26979 - Remarques sur l’article 4 de la Constitution de l’Union Africaine

N. Lygeros

  • Post Category:Articles

Article 4
Principes

L’Union africaine fonctionne conformément aux principes suivants :
a. (a) Egalité souveraine et interdépendance de tous les Etats membres de l’Union ;
Ce point est crucial dans les rapports de force mais aussi dans les relations.
b. (b) Respect des frontières existant au moment de l’accession à l’indépendance ;
A priori, personne ne peut être contre cette mention mais dans les faits, nous voyons des différences sensibles et non seulement des sensibilités.
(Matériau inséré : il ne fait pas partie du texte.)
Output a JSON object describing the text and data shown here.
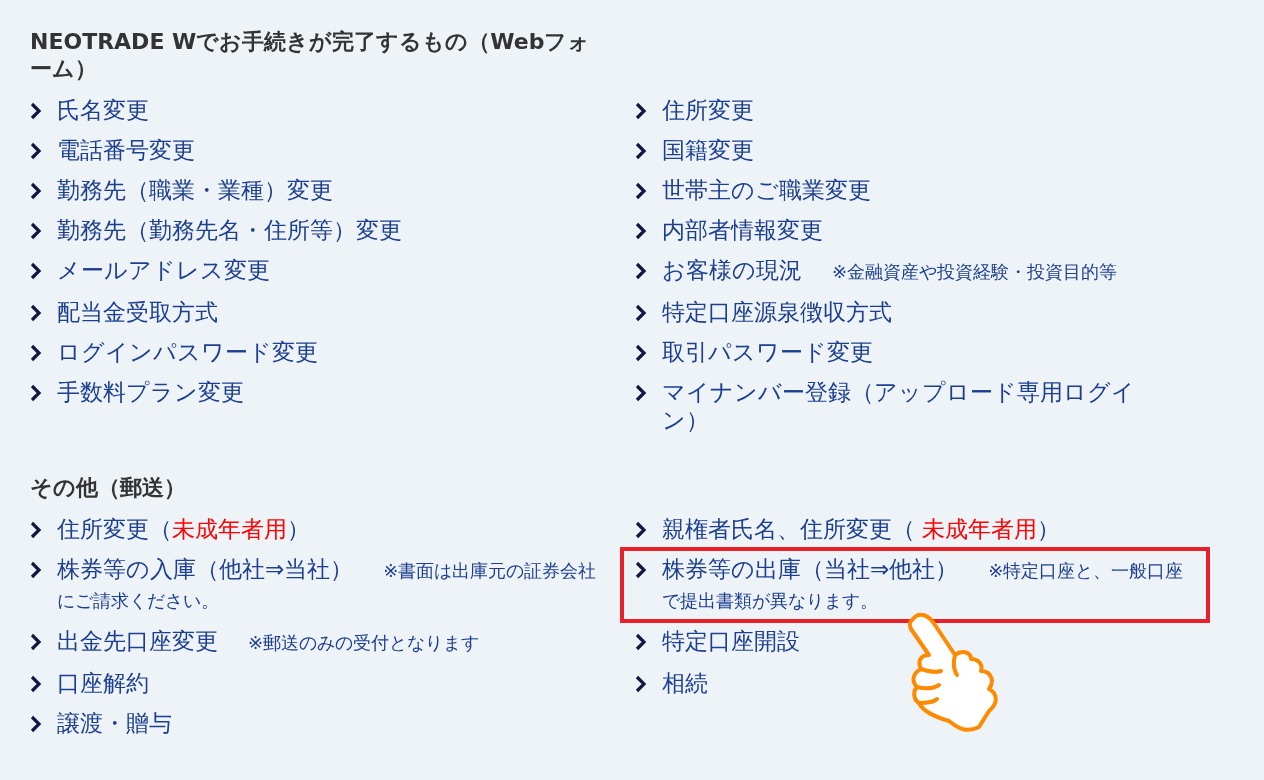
{
  "sections": [
    {
      "title": "NEOTRADE Wでお手続きが完了するもの（Webフォーム）",
      "columns": [
        [
          {
            "parts": [
              {
                "text": "氏名変更",
                "kind": "normal"
              }
            ],
            "highlighted": false
          },
          {
            "parts": [
              {
                "text": "電話番号変更",
                "kind": "normal"
              }
            ],
            "highlighted": false
          },
          {
            "parts": [
              {
                "text": "勤務先（職業・業種）変更",
                "kind": "normal"
              }
            ],
            "highlighted": false
          },
          {
            "parts": [
              {
                "text": "勤務先（勤務先名・住所等）変更",
                "kind": "normal"
              }
            ],
            "highlighted": false
          },
          {
            "parts": [
              {
                "text": "メールアドレス変更",
                "kind": "normal"
              }
            ],
            "highlighted": false
          },
          {
            "parts": [
              {
                "text": "配当金受取方式",
                "kind": "normal"
              }
            ],
            "highlighted": false
          },
          {
            "parts": [
              {
                "text": "ログインパスワード変更",
                "kind": "normal"
              }
            ],
            "highlighted": false
          },
          {
            "parts": [
              {
                "text": "手数料プラン変更",
                "kind": "normal"
              }
            ],
            "highlighted": false
          }
        ],
        [
          {
            "parts": [
              {
                "text": "住所変更",
                "kind": "normal"
              }
            ],
            "highlighted": false
          },
          {
            "parts": [
              {
                "text": "国籍変更",
                "kind": "normal"
              }
            ],
            "highlighted": false
          },
          {
            "parts": [
              {
                "text": "世帯主のご職業変更",
                "kind": "normal"
              }
            ],
            "highlighted": false
          },
          {
            "parts": [
              {
                "text": "内部者情報変更",
                "kind": "normal"
              }
            ],
            "highlighted": false
          },
          {
            "parts": [
              {
                "text": "お客様の現況",
                "kind": "normal"
              }
            ],
            "note": "※金融資産や投資経験・投資目的等",
            "highlighted": false
          },
          {
            "parts": [
              {
                "text": "特定口座源泉徴収方式",
                "kind": "normal"
              }
            ],
            "highlighted": false
          },
          {
            "parts": [
              {
                "text": "取引パスワード変更",
                "kind": "normal"
              }
            ],
            "highlighted": false
          },
          {
            "parts": [
              {
                "text": "マイナンバー登録（アップロード専用ログイン）",
                "kind": "normal"
              }
            ],
            "highlighted": false
          }
        ]
      ]
    },
    {
      "title": "その他（郵送）",
      "columns": [
        [
          {
            "parts": [
              {
                "text": "住所変更（",
                "kind": "normal"
              },
              {
                "text": "未成年者用",
                "kind": "warning"
              },
              {
                "text": "）",
                "kind": "normal"
              }
            ],
            "highlighted": false
          },
          {
            "parts": [
              {
                "text": "株券等の入庫（他社⇒当社）",
                "kind": "normal"
              }
            ],
            "note": "※書面は出庫元の証券会社にご請求ください。",
            "highlighted": false
          },
          {
            "parts": [
              {
                "text": "出金先口座変更",
                "kind": "normal"
              }
            ],
            "note": "※郵送のみの受付となります",
            "highlighted": false
          },
          {
            "parts": [
              {
                "text": "口座解約",
                "kind": "normal"
              }
            ],
            "highlighted": false
          },
          {
            "parts": [
              {
                "text": "譲渡・贈与",
                "kind": "normal"
              }
            ],
            "highlighted": false
          }
        ],
        [
          {
            "parts": [
              {
                "text": "親権者氏名、住所変更（ ",
                "kind": "normal"
              },
              {
                "text": "未成年者用",
                "kind": "warning"
              },
              {
                "text": "）",
                "kind": "normal"
              }
            ],
            "highlighted": false
          },
          {
            "parts": [
              {
                "text": "株券等の出庫（当社⇒他社）",
                "kind": "normal"
              }
            ],
            "note": "※特定口座と、一般口座で提出書類が異なります。",
            "highlighted": true
          },
          {
            "parts": [
              {
                "text": "特定口座開設",
                "kind": "normal"
              }
            ],
            "highlighted": false
          },
          {
            "parts": [
              {
                "text": "相続",
                "kind": "normal"
              }
            ],
            "highlighted": false
          }
        ]
      ]
    }
  ]
}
Il faudrait à ce niveau voir combien l’Union africaine est capable d’imposer sa vision et sa volonté auprès de ses Etats membres pour ne pas avoir des incohérences structurelles.
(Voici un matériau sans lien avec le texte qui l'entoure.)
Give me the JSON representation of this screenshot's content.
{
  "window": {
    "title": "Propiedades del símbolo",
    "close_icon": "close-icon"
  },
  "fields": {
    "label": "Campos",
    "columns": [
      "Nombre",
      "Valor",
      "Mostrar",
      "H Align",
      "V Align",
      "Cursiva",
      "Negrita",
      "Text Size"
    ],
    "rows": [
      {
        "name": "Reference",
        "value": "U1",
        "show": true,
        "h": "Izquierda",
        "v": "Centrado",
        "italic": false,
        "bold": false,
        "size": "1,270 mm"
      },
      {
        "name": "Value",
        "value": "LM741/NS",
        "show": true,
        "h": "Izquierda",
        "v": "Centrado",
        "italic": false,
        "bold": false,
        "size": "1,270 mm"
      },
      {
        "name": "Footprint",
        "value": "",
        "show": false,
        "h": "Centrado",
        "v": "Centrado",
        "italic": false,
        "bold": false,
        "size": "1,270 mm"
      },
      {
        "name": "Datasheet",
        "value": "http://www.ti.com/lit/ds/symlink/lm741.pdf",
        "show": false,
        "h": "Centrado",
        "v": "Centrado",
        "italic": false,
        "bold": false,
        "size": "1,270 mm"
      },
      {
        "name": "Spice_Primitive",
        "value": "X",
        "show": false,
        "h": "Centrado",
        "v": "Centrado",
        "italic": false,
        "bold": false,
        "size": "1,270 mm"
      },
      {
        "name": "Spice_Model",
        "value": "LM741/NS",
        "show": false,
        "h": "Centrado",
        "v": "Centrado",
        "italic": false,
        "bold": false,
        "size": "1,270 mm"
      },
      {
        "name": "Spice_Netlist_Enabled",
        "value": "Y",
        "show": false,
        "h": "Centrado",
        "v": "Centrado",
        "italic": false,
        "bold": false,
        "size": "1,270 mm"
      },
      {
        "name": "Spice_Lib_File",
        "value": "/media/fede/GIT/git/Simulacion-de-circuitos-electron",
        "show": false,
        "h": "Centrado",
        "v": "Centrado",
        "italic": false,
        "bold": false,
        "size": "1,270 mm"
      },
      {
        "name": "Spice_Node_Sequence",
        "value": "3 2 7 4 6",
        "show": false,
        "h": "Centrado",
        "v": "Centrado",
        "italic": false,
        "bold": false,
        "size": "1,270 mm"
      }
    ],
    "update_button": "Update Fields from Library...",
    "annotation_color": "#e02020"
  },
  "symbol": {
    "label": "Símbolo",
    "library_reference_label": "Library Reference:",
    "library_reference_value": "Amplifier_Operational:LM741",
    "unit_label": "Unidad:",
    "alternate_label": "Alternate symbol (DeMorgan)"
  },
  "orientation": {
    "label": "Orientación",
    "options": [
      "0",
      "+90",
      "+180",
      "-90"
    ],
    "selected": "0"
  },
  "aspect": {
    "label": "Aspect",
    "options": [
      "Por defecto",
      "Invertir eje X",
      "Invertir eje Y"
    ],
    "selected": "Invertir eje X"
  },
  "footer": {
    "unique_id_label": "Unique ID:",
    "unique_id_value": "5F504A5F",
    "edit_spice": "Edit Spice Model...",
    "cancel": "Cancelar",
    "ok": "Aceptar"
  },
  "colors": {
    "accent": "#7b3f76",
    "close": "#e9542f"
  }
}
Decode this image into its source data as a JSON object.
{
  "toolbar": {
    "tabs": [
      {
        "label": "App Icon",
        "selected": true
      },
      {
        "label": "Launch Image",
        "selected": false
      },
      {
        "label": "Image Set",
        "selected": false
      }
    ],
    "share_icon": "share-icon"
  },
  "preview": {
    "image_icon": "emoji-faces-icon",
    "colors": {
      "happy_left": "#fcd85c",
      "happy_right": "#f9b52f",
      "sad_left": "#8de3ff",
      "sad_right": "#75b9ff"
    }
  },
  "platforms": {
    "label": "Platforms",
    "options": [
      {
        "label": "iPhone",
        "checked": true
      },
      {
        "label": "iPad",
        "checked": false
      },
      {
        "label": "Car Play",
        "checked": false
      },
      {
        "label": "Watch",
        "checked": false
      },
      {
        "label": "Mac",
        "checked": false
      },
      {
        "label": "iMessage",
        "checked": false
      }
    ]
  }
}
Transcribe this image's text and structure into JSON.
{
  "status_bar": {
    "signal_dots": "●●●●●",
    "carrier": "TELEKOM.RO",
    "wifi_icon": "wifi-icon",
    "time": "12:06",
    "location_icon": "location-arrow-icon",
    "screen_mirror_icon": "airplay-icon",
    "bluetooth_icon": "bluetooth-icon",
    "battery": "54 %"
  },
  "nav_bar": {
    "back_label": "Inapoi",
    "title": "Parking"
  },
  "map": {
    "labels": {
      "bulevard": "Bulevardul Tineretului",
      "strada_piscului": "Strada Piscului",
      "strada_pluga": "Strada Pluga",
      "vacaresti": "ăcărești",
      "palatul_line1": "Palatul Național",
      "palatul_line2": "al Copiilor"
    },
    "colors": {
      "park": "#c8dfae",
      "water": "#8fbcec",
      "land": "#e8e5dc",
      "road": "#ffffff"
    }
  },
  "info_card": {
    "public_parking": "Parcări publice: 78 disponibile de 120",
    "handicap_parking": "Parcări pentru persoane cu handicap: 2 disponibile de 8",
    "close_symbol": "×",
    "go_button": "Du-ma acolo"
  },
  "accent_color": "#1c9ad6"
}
c. (c) Participation des peuples africains aux activités de l’Union ;
d. (d) Mise en place d’une politique de défense commune pour le continent africain;
Une volonté nette et claire mais qu’en est-il dans la réalité lorsque nous avons des conflits internes et même des opérations terroristes à travers les Etats membres avec le soutien et la gestion de pays qui se trouvent sur d’autres continents.
e. (e) Règlement pacifique des conflits entre les Etats membres de l’Union par les moyens appropriés qui peuvent être décidés par la Conférence de l’Union ;
Ceci prouve la conscience d’une difficulté dans le point précédent.
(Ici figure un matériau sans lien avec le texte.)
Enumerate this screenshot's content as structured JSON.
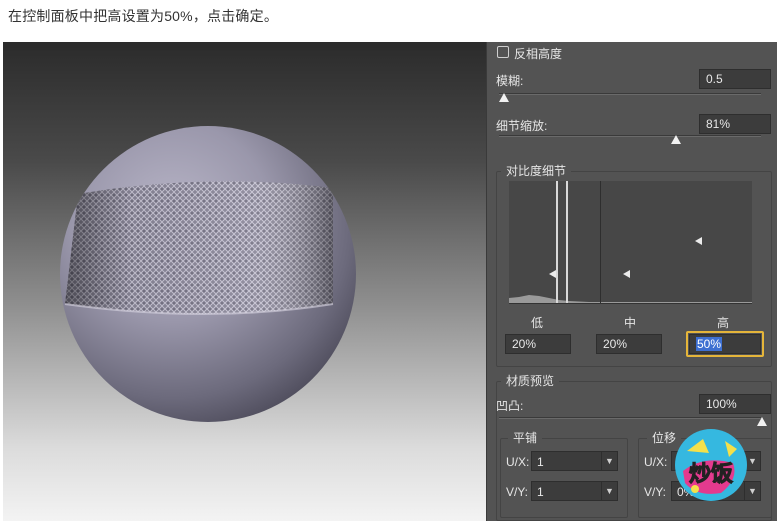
{
  "caption": "在控制面板中把高设置为50%，点击确定。",
  "panel": {
    "invert_height_label": "反相高度",
    "blur": {
      "label": "模糊:",
      "value": "0.5",
      "level": 0.0
    },
    "detail_scale": {
      "label": "细节缩放:",
      "value": "81%",
      "level": 0.81
    },
    "contrast_detail": {
      "title": "对比度细节",
      "low_label": "低",
      "mid_label": "中",
      "high_label": "高",
      "low_value": "20%",
      "mid_value": "20%",
      "high_value": "50%"
    },
    "material_preview": {
      "title": "材质预览",
      "bump": {
        "label": "凹凸:",
        "value": "100%",
        "level": 1.0
      },
      "tiling": {
        "title": "平铺",
        "ux_label": "U/X:",
        "ux_value": "1",
        "vy_label": "V/Y:",
        "vy_value": "1"
      },
      "offset": {
        "title": "位移",
        "ux_label": "U/X:",
        "vy_label": "V/Y:",
        "vy_value": "0%"
      }
    }
  },
  "colors": {
    "panel_bg": "#535353",
    "highlight": "#e5b53a",
    "selection": "#3d6fd1"
  },
  "watermark_text": "炒饭"
}
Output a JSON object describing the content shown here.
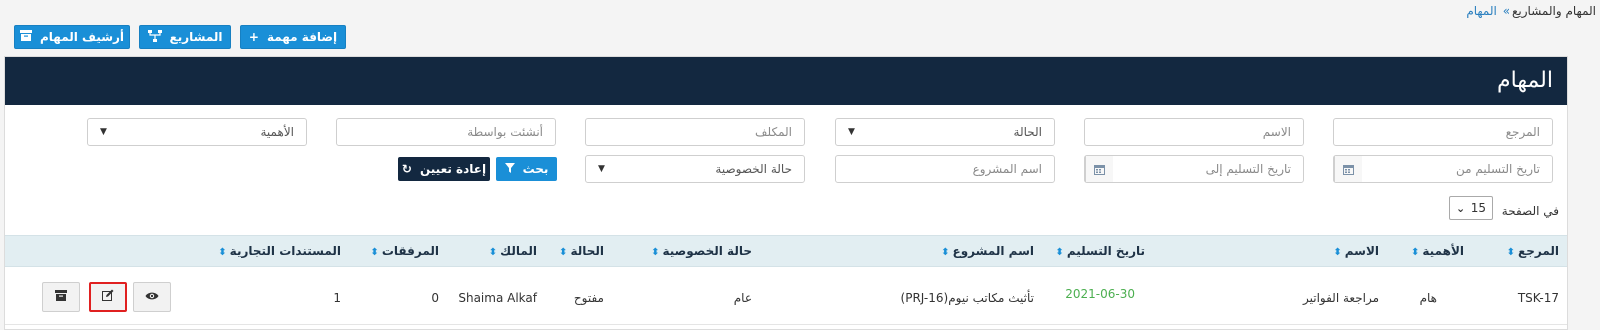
{
  "breadcrumb": {
    "root": "المهام والمشاريع",
    "separator": "»",
    "current": "المهام"
  },
  "toolbar": {
    "add_task": "إضافة مهمة",
    "projects": "المشاريع",
    "archive": "أرشيف المهام"
  },
  "page": {
    "title": "المهام"
  },
  "filters": {
    "reference": "المرجع",
    "name": "الاسم",
    "status": "الحالة",
    "assignee": "المكلف",
    "created_by": "أنشئت بواسطة",
    "importance": "الأهمية",
    "delivery_from": "تاريخ التسليم من",
    "delivery_to": "تاريخ التسليم  إلى",
    "project_name": "اسم المشروع",
    "privacy_status": "حالة الخصوصية",
    "search_button": "بحث",
    "reset_button": "إعادة تعيين"
  },
  "pagination": {
    "per_page_label": "في الصفحة",
    "per_page_value": "15"
  },
  "table": {
    "columns": {
      "reference": "المرجع",
      "importance": "الأهمية",
      "name": "الاسم",
      "delivery_date": "تاريخ التسليم",
      "project_name": "اسم المشروع",
      "privacy": "حالة الخصوصية",
      "status": "الحالة",
      "owner": "المالك",
      "attachments": "المرفقات",
      "commercial_docs": "المستندات التجارية"
    },
    "rows": [
      {
        "reference": "TSK-17",
        "importance": "هام",
        "name": "مراجعة الفواتير",
        "delivery_date": "2021-06-30",
        "project_name": "تأثيث مكاتب نيوم(PRJ-16)",
        "privacy": "عام",
        "status": "مفتوح",
        "owner": "Shaima Alkaf",
        "attachments": "0",
        "commercial_docs": "1"
      }
    ]
  },
  "colors": {
    "header_bg": "#132840",
    "accent_blue": "#1a8fd7",
    "date_green": "#4caf50",
    "highlight_red": "#e02020"
  }
}
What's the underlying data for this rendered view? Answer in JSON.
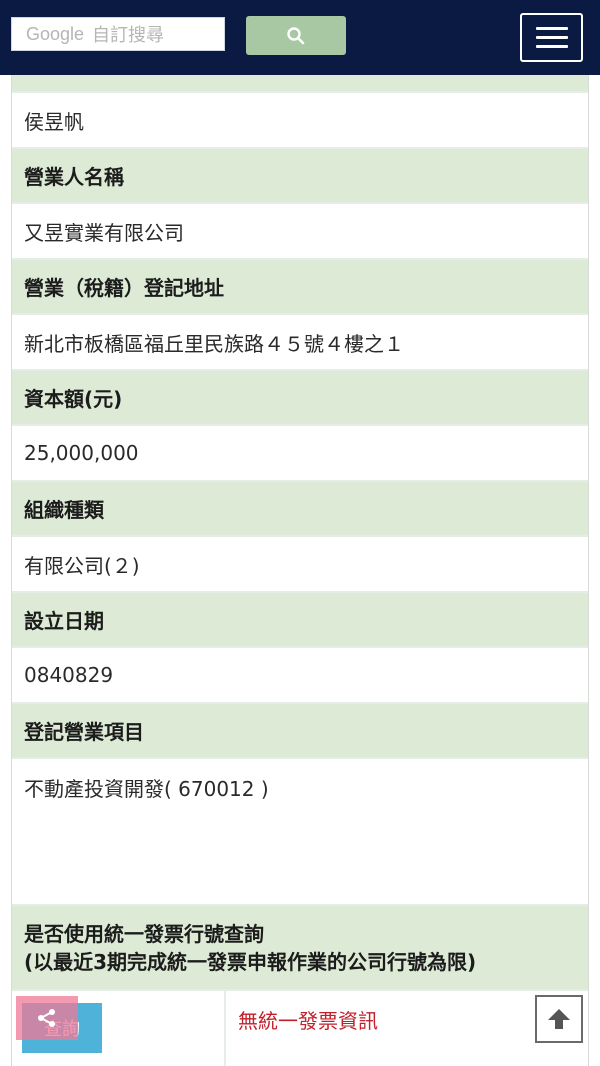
{
  "header": {
    "search_brand": "Google",
    "search_placeholder": "自訂搜尋",
    "search_icon": "search-icon",
    "menu_icon": "hamburger-menu-icon"
  },
  "rows": {
    "responsible_value": "侯昱帆",
    "company_name_label": "營業人名稱",
    "company_name_value": "又昱實業有限公司",
    "address_label": "營業（稅籍）登記地址",
    "address_value": "新北市板橋區福丘里民族路４５號４樓之１",
    "capital_label": "資本額(元)",
    "capital_value": "25,000,000",
    "org_type_label": "組織種類",
    "org_type_value": "有限公司(２)",
    "founded_label": "設立日期",
    "founded_value": "0840829",
    "business_items_label": "登記營業項目",
    "business_items_value": "不動產投資開發( 670012 )",
    "invoice_label_line1": "是否使用統一發票行號查詢",
    "invoice_label_line2": "(以最近3期完成統一發票申報作業的公司行號為限)"
  },
  "bottom": {
    "query_button_label": "查詢",
    "invoice_result": "無統一發票資訊"
  },
  "colors": {
    "topbar": "#0b1a42",
    "header_row": "#ddebd6",
    "alert_text": "#c0202a",
    "query_button": "#4fb3d9"
  }
}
f. (f) Interdiction de recourir ou de menacer de recourir à l’usage de la force entre les Etats membres de l’Union ;
Cette interdiction est on ne peut plus claire, seulement quid de la position de l’Union africaine lorsqu’elle n’est pas respectée ?
g. (g) Non-ingérence d’un Etat membre dans les affaires intérieures d’un autre Etat membre ;
h. (h) Le droit de l’Union d’intervenir dans un Etat membre sur décision de la Conférence, dans certaines circonstances graves, à savoir : les crimes de guerre, le génocide et les crimes contre l’humanité;
Un point essentiel du point de vue des Droits de l’Humanité. C’est la généralisation du droit d’ingérence en cas de problèmes humanitaires.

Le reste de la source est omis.